We’ll be taking the suggestion under advisement.
But that’s the thing, everyone is still learning. Clearly even those who make VR, as VR is, for all intents and purposes, a brand new platform. Developers are trying to decide how best to evolve current games and what flies as a new one. What is a problem in a standard experience isn’t the same in a VR game necessarily and vice-versa. It’s a whole new game for QA to wrap their heads around. In that same way consumers need to re-learn what they consider to be an acceptable length experience. People seem to love the new Batman: Arkham VR experience. Now I love Batman – as my media unit’s shelf full of Blu-Rays will attest – but I know if the same experience came out and it wasn’t Batman people wouldn’t likely be far more critical of what is, for a chunk of it, essentially “Please Appreciate The Arkham Knight Assets”.
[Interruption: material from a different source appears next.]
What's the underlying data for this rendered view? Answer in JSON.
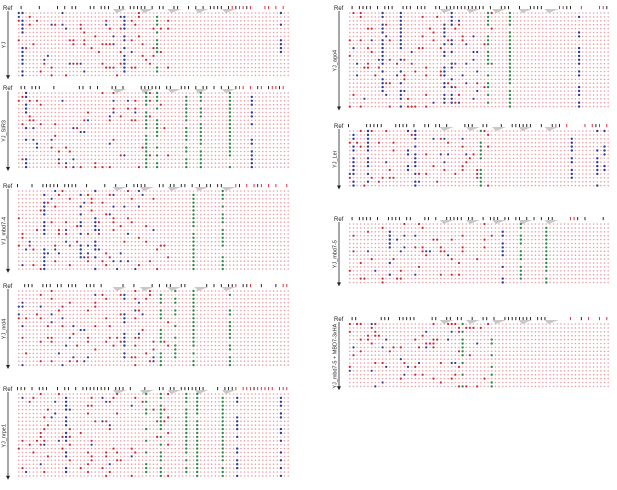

We need full game experiences. True. Let’s not act like they’re not out there tho. I mean, if Microsoft are indeed waiting because it’s not the right time yet on XBOX it’s kind of an odd situation that we’re now getting HMDs from five Microsoft partners specifically for VR and Windows 10. If its not right for games why is Minecraft wheeled out whenever a point is needed to be made, such as Microsoft themselves did and continue to do with Hololens? Admittedly that was a demo but is it not access to it on Gear VR?
Bottom line, waiting is fine. But if your cash cow is used as one of the standard bearers and the rest of the company is pushing full speed ahead then your reasons for waiting look a lot, lot thinner.